BMI is a measure that uses height and weight to assess whether you're at a healthy weight.
It divides an adult's weight in kilograms by their height in metres squared. For most adults, an ideal BMI is in the 18.5 to 24.9 range, if it's over this number, you're deemed to be 'overweight'.
Writing on Instagram, Laura explained to her followers that she'd fallen into this category, despite not being asked about her diet.
“Just been for a check up at my GP," she said.
"When are they going to stop using the BMI system? They are way too comfortable telling people they are 'overweight' or 'obese' according to an out of date and stupid scale.
"They don't ask what your diets like.

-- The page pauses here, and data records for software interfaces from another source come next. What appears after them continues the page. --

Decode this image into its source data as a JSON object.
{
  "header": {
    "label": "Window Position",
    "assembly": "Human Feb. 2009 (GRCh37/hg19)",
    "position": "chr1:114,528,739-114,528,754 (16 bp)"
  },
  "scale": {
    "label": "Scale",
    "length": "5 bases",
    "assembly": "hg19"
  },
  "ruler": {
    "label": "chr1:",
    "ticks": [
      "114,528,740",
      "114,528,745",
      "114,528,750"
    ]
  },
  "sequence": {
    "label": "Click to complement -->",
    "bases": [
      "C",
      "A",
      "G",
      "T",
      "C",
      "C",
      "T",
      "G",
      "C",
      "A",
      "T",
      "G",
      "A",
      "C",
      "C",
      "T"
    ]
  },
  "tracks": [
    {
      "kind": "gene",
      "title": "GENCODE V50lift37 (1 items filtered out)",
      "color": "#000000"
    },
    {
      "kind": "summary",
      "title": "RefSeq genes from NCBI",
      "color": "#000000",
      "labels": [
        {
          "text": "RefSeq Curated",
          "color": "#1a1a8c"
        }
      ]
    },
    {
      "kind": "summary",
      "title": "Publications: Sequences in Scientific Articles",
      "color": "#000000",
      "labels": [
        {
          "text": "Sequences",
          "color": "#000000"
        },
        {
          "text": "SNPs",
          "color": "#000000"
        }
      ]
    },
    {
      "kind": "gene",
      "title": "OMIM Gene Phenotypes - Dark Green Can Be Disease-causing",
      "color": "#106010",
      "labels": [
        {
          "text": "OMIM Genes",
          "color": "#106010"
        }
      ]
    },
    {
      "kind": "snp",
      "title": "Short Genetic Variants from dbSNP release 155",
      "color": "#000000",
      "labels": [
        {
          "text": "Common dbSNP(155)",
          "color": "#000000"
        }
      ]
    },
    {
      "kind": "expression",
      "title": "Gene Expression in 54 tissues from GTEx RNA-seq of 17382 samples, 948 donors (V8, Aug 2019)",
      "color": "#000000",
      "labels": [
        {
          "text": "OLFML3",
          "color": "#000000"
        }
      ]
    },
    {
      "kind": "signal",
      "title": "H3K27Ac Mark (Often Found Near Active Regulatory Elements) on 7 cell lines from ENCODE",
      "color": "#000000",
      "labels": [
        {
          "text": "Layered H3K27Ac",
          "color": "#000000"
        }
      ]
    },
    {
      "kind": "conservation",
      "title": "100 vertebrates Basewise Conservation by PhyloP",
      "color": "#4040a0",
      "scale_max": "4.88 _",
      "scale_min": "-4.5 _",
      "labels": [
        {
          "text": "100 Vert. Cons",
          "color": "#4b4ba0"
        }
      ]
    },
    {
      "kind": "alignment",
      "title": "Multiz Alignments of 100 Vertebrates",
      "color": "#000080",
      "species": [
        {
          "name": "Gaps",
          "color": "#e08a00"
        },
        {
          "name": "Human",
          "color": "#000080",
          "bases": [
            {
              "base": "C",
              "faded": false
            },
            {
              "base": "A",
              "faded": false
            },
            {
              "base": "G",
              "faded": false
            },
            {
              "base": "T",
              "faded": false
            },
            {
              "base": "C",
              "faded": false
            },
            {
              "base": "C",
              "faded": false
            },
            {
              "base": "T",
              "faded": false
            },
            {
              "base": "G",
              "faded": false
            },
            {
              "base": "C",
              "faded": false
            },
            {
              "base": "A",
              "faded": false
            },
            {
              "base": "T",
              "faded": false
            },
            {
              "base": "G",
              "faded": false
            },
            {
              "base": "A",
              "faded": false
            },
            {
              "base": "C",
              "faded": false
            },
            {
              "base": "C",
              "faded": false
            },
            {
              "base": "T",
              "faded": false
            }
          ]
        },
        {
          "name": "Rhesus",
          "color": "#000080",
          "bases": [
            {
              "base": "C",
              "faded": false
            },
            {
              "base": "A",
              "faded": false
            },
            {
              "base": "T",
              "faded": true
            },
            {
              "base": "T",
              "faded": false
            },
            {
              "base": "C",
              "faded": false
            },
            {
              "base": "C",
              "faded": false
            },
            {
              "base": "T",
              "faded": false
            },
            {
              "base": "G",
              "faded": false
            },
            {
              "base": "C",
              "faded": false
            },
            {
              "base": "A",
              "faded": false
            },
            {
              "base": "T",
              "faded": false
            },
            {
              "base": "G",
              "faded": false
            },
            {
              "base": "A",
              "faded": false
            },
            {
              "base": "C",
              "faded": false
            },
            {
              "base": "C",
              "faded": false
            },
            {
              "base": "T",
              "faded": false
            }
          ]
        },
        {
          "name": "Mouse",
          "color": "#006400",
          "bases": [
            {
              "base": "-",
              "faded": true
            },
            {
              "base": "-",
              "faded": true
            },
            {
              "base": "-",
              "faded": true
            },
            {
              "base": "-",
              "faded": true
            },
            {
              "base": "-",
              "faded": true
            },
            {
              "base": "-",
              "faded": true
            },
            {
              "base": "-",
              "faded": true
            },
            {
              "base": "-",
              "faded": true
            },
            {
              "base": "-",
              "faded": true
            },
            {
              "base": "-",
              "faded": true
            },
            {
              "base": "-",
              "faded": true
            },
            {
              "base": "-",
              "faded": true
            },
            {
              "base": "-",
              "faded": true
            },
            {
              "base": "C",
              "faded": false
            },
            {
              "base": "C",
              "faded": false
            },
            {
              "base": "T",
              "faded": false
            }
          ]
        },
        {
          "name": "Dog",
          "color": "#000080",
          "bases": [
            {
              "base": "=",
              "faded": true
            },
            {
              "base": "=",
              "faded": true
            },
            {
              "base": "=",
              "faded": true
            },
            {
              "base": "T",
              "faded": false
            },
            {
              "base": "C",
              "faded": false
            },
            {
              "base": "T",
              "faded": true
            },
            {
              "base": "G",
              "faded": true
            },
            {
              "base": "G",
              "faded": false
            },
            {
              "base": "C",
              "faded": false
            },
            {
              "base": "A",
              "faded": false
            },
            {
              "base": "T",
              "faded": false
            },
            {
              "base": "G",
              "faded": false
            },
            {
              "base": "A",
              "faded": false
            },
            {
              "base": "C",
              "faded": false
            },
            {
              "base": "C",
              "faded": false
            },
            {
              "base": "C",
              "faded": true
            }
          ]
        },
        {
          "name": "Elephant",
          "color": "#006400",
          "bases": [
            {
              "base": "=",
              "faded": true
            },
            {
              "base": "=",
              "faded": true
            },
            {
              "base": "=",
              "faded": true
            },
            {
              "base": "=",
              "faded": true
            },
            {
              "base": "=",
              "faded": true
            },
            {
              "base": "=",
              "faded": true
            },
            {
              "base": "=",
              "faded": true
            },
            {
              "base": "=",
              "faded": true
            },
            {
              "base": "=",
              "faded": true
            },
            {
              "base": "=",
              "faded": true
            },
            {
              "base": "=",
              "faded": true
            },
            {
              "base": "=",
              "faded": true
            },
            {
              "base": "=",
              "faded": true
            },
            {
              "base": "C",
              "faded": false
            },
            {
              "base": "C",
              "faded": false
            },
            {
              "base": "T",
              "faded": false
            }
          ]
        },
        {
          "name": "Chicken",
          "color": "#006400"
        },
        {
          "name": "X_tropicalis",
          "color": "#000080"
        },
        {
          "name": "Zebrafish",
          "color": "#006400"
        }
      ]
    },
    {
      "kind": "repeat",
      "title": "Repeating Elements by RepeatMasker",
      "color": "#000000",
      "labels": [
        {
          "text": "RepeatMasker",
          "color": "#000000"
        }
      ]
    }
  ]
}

If you eat healthy?
"How can just your weight determine if you're healthy or not? It doesn't take into account any muscle at all…just seems so bizarre to me."
Laura explained that she's not going to let what happened affect her as she's confident she lives a healthy and balanced lifestyle.
But the waitress explained she is concerned about how it could affect others.
"So I've come out of there after being told I'm overweight…lucky I don't give a f*** as I know it's not accurate at all," she said.
"But I can't imagine how triggering that is for some people. Anyway me and my fat a** are off to the gym".
The question of whether BMI is an accurate way to measure obesity has been a much debated topic for many years.
One reason for this is muscle mass. Some people carry more muscle than others, which is denser, and could therefore lead to a higher BMI, despite that person potentially being fit and healthy.
Another factor is that it doesn't take into account waist circumference, which is said to impact the risk of metabolic and cardiovascular disease.
“BMI does not take waist circumference into account,” explains clinical psychologist Leslie Heinberg - director of Enterprise Weight Management at the Cleveland Clinic.
“Two people can weigh the same and, therefore, have the same BMI. But their risk for disease might not be the same.
“Say Person A has a higher waist circumference, carrying their weight in their abdomen. Person B carries their weight lower in their body. Person A has a higher risk of metabolic and cardiovascular disease, but their identical BMI doesn’t tell that story."